C language code debugging
Write a C assignment Test these codes, explain your answer.
1. consider the following program
int main(int argc, char* argv[]){
FILE* fp = fopen(argv[1],"r");
return 0;
}
Compile the code: gcc main.c
Run the code: ./a.out
Will throw a segmentation fault.
Use debugger to figure out where the errors are
Solution:
Upon debugging the code, a segmentation fault occurs at this line of code:
FILE* fp = fopen(argv[1],"r");
The error is pointing specifically at "argv[1]". If we run the program using "./a.out", we are not passing any additional arguments. This, therefore, means that "argv" will have no element found at index 1. The segmentation fault means that we are accessing an index in an array that does not exist.
2. Write this code to a program and see what happens.
int* ptr = malloc(4);
free(ptr);
scanf("%d",*ptr);
use the GDB to find the error
Solution:
Upon debugging the code, error occurs at "scanf("%d", *ptr);". The pointer has been freed/deallocated before the scanf operation has occurred. This means that the pointer is now unusable. Operating an unusable pointer will lead to an error.
3. The following code is supposed to swap two strings (char*'s)
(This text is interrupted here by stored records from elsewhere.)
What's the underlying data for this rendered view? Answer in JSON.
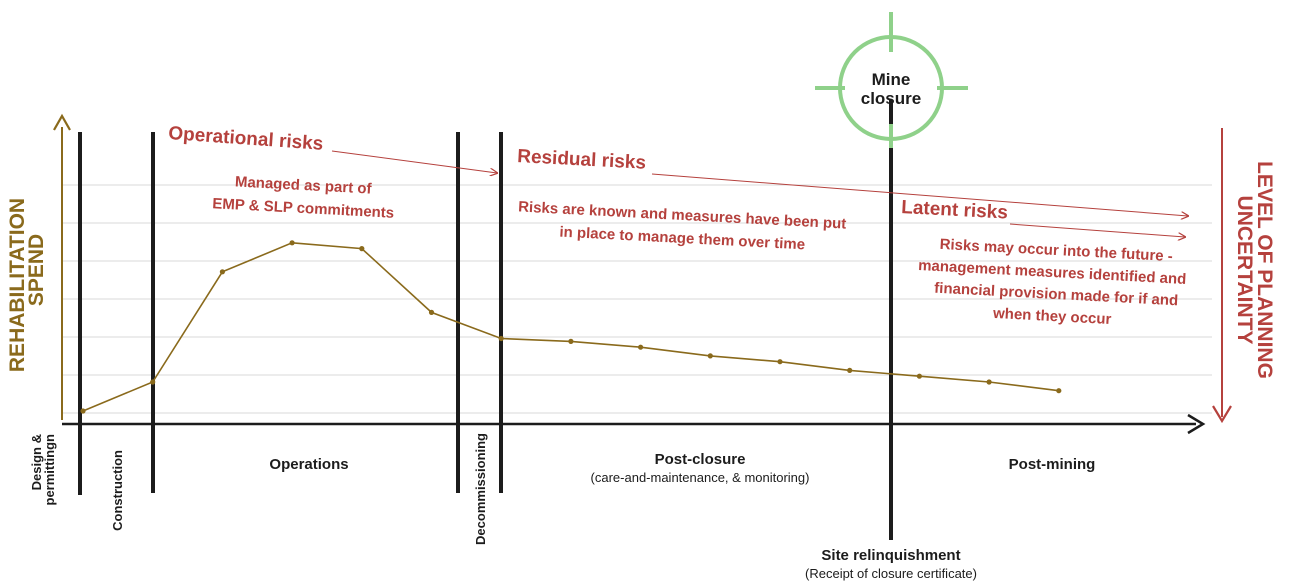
{
  "y_axis_label_line1": "REHABILITATION",
  "y_axis_label_line2": "SPEND",
  "right_axis_label_line1": "LEVEL OF PLANNING",
  "right_axis_label_line2": "UNCERTAINTY",
  "target_label_line1": "Mine",
  "target_label_line2": "closure",
  "risks": {
    "operational_title": "Operational risks",
    "operational_desc_line1": "Managed as part of",
    "operational_desc_line2": "EMP & SLP commitments",
    "residual_title": "Residual risks",
    "residual_desc_line1": "Risks are known and measures have been put",
    "residual_desc_line2": "in place to manage them over time",
    "latent_title": "Latent risks",
    "latent_desc_line1": "Risks may occur into the future -",
    "latent_desc_line2": "management  measures identified and",
    "latent_desc_line3": "financial provision made for if and",
    "latent_desc_line4": "when they occur"
  },
  "phases": {
    "design_line1": "Design &",
    "design_line2": "permittingn",
    "construction": "Construction",
    "operations": "Operations",
    "decommissioning": "Decommissioning",
    "post_closure": "Post-closure",
    "post_closure_sub": "(care-and-maintenance, & monitoring)",
    "post_mining": "Post-mining"
  },
  "site_relinquishment": "Site relinquishment",
  "site_relinquishment_sub": "(Receipt of closure certificate)",
  "colors": {
    "risk_text": "#b5413d",
    "spend_line": "#8a6a1c",
    "target": "#8fd18a",
    "axis": "#1c1c1c",
    "grid": "#d9d9d9"
  },
  "spend_curve": [
    {
      "t": 0,
      "spend": 0.0
    },
    {
      "t": 1,
      "spend": 0.5
    },
    {
      "t": 2,
      "spend": 2.4
    },
    {
      "t": 3,
      "spend": 2.9
    },
    {
      "t": 4,
      "spend": 2.8
    },
    {
      "t": 5,
      "spend": 1.7
    },
    {
      "t": 6,
      "spend": 1.25
    },
    {
      "t": 7,
      "spend": 1.2
    },
    {
      "t": 8,
      "spend": 1.1
    },
    {
      "t": 9,
      "spend": 0.95
    },
    {
      "t": 10,
      "spend": 0.85
    },
    {
      "t": 11,
      "spend": 0.7
    },
    {
      "t": 12,
      "spend": 0.6
    },
    {
      "t": 13,
      "spend": 0.5
    },
    {
      "t": 14,
      "spend": 0.35
    }
  ]
}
What can go wrong with the code? Assume A[i] and A[j] are strings with pre-allocated memory to hold strings s1 and s2.
char tmp[50];
strcpy(tmp,A[i]);
strcpy(A[i],A[j]);
strcpy(A[j], tmp);
Solution:
There are 2 things that can go wrong here:
- We are assuming that character arrays A and B have a size of at most 50 characters. This is because the tmp array can only hold up to 50 characters. If we copy a string array of more than 50 characters and put it into an array with less than 50 characters then it will be truncated. After the swap, the data would end up inaccurate.
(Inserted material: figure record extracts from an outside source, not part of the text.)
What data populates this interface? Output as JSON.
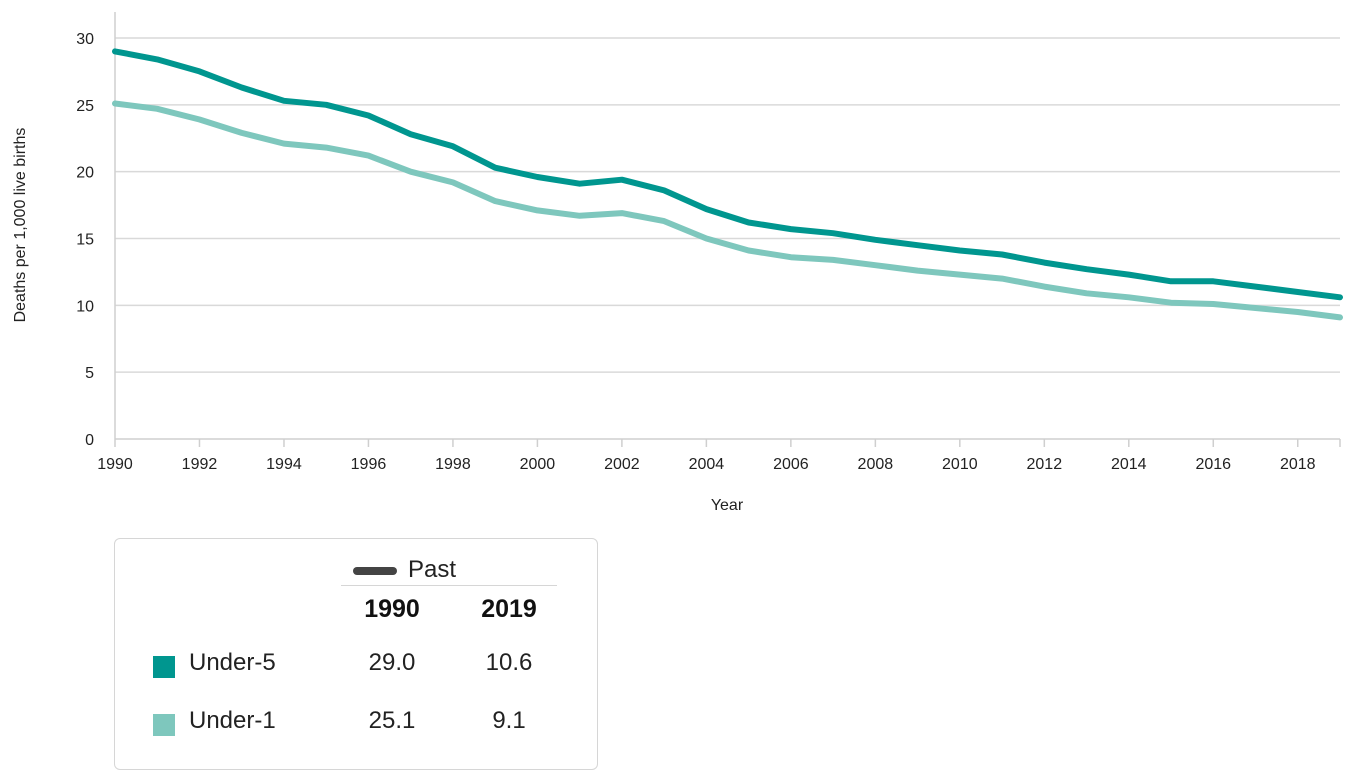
{
  "chart_data": {
    "type": "line",
    "title": "",
    "xlabel": "Year",
    "ylabel": "Deaths per 1,000 live births",
    "xlim": [
      1990,
      2019
    ],
    "ylim": [
      0,
      30
    ],
    "x_ticks": [
      "1990",
      "1992",
      "1994",
      "1996",
      "1998",
      "2000",
      "2002",
      "2004",
      "2006",
      "2008",
      "2010",
      "2012",
      "2014",
      "2016",
      "2018"
    ],
    "y_ticks": [
      "0",
      "5",
      "10",
      "15",
      "20",
      "25",
      "30"
    ],
    "grid": "horizontal",
    "x": [
      1990,
      1991,
      1992,
      1993,
      1994,
      1995,
      1996,
      1997,
      1998,
      1999,
      2000,
      2001,
      2002,
      2003,
      2004,
      2005,
      2006,
      2007,
      2008,
      2009,
      2010,
      2011,
      2012,
      2013,
      2014,
      2015,
      2016,
      2017,
      2018,
      2019
    ],
    "series": [
      {
        "name": "Under-5",
        "color": "#00968f",
        "values": [
          29.0,
          28.4,
          27.5,
          26.3,
          25.3,
          25.0,
          24.2,
          22.8,
          21.9,
          20.3,
          19.6,
          19.1,
          19.4,
          18.6,
          17.2,
          16.2,
          15.7,
          15.4,
          14.9,
          14.5,
          14.1,
          13.8,
          13.2,
          12.7,
          12.3,
          11.8,
          11.8,
          11.4,
          11.0,
          10.6
        ]
      },
      {
        "name": "Under-1",
        "color": "#7ec7bd",
        "values": [
          25.1,
          24.7,
          23.9,
          22.9,
          22.1,
          21.8,
          21.2,
          20.0,
          19.2,
          17.8,
          17.1,
          16.7,
          16.9,
          16.3,
          15.0,
          14.1,
          13.6,
          13.4,
          13.0,
          12.6,
          12.3,
          12.0,
          11.4,
          10.9,
          10.6,
          10.2,
          10.1,
          9.8,
          9.5,
          9.1
        ]
      }
    ]
  },
  "legend": {
    "heading": "Past",
    "heading_color": "#444444",
    "columns": [
      "1990",
      "2019"
    ],
    "rows": [
      {
        "name": "Under-5",
        "color": "#00968f",
        "v1990": "29.0",
        "v2019": "10.6"
      },
      {
        "name": "Under-1",
        "color": "#7ec7bd",
        "v1990": "25.1",
        "v2019": "9.1"
      }
    ]
  }
}
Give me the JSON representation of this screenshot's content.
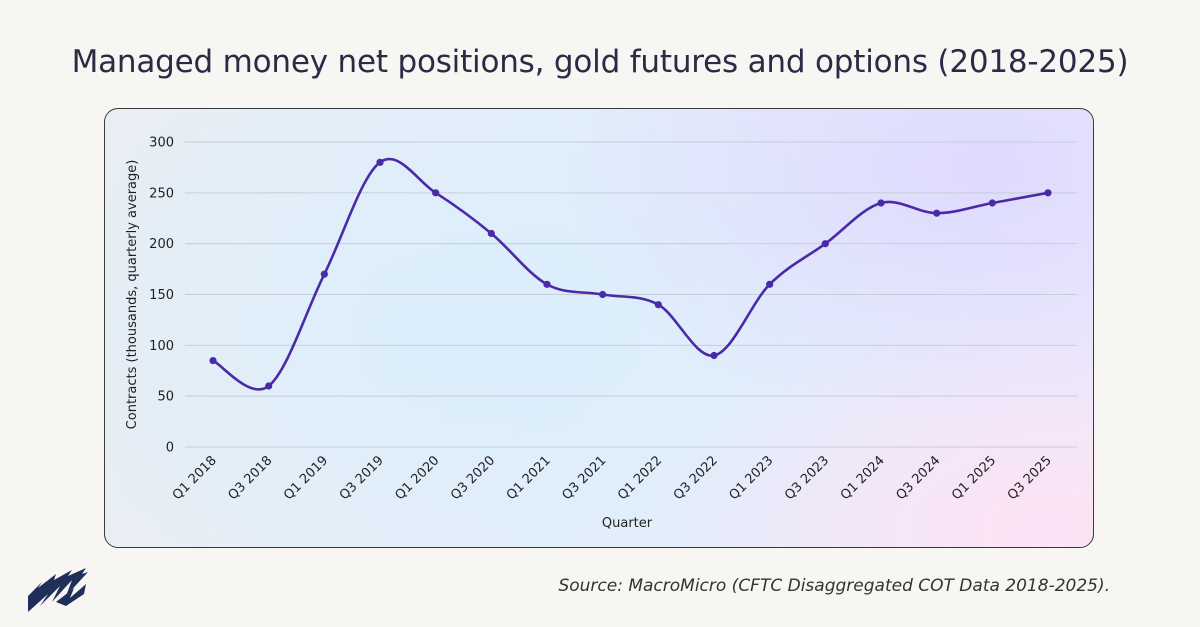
{
  "title": "Managed money net positions, gold futures and options (2018-2025)",
  "source": "Source: MacroMicro (CFTC Disaggregated COT Data 2018-2025).",
  "logo": {
    "icon": "macromicro-logo-icon"
  },
  "colors": {
    "line": "#4b2aa8",
    "grid": "#c9ccd6",
    "text": "#222222"
  },
  "chart_data": {
    "type": "line",
    "title": "Managed money net positions, gold futures and options (2018-2025)",
    "xlabel": "Quarter",
    "ylabel": "Contracts (thousands, quarterly average)",
    "ylim": [
      0,
      300
    ],
    "yticks": [
      0,
      50,
      100,
      150,
      200,
      250,
      300
    ],
    "grid": true,
    "categories": [
      "Q1 2018",
      "Q3 2018",
      "Q1 2019",
      "Q3 2019",
      "Q1 2020",
      "Q3 2020",
      "Q1 2021",
      "Q3 2021",
      "Q1 2022",
      "Q3 2022",
      "Q1 2023",
      "Q3 2023",
      "Q1 2024",
      "Q3 2024",
      "Q1 2025",
      "Q3 2025"
    ],
    "series": [
      {
        "name": "Managed money net positions",
        "values": [
          85,
          60,
          170,
          280,
          250,
          210,
          160,
          150,
          140,
          90,
          160,
          200,
          240,
          230,
          240,
          250
        ]
      }
    ]
  }
}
- A string character array is usually ended with a NULL terminator or the symbol '\0' to indicate that it is the end of a string. It is possible that character arrays A and/or B might not have that terminator in them and doing a strcpy operation will lead to unexpected results.
4. What are some of the differences between char A[50] and char* A = malloc(50)?
Solution:
A[50] is a fixed-size static array. This means that when the program runs, the operating system automatically reserves already a memory that can hold 50 items. There is no other way we can modify the reserved size all throughout while the program is running. After the program terminates, the operating system automatically reclaims the memory space that has been used.
"char* A = malloc(50)" is a dynamic allocation of the array. When the program runs, "char *A" is just an empty pointer and we can dynamically tell the operating system to reserve a memory using the "malloc" operation. Afterwhich, we use a pointer such as "char *A" to point on that reserved memory so we can use it. While the program is running, we can reclaim that reserved memory using the "free" operation, and/or we can also reserve another set of memory spaces of another size if needed. Dynamically allocated memory is not automatically reclaimed by the operating system when the program stops. It is a practice for C developers to "free" them before terminating the program. If we do not "free"/reclaim the memory and the program is terminated already, then that memory space is going to be a waste because other programs won't be able to use that memory space. The operating system thinks that it is still being used by another program.
It is convenient to use a fixed-size static array because memory management is done by the operating system. The downside is that we cannot increase the size when needed. It is also never been a good idea to reserve a large size of the static array because the operating system’s memory is limited. Moreover, it would be a waste of space if only a few of the memory space of the reserved memory is being utilized. This downside can be avoided if we go for a dynamic array so that we can reserve the exact size we need and/or shrink/expand if needed.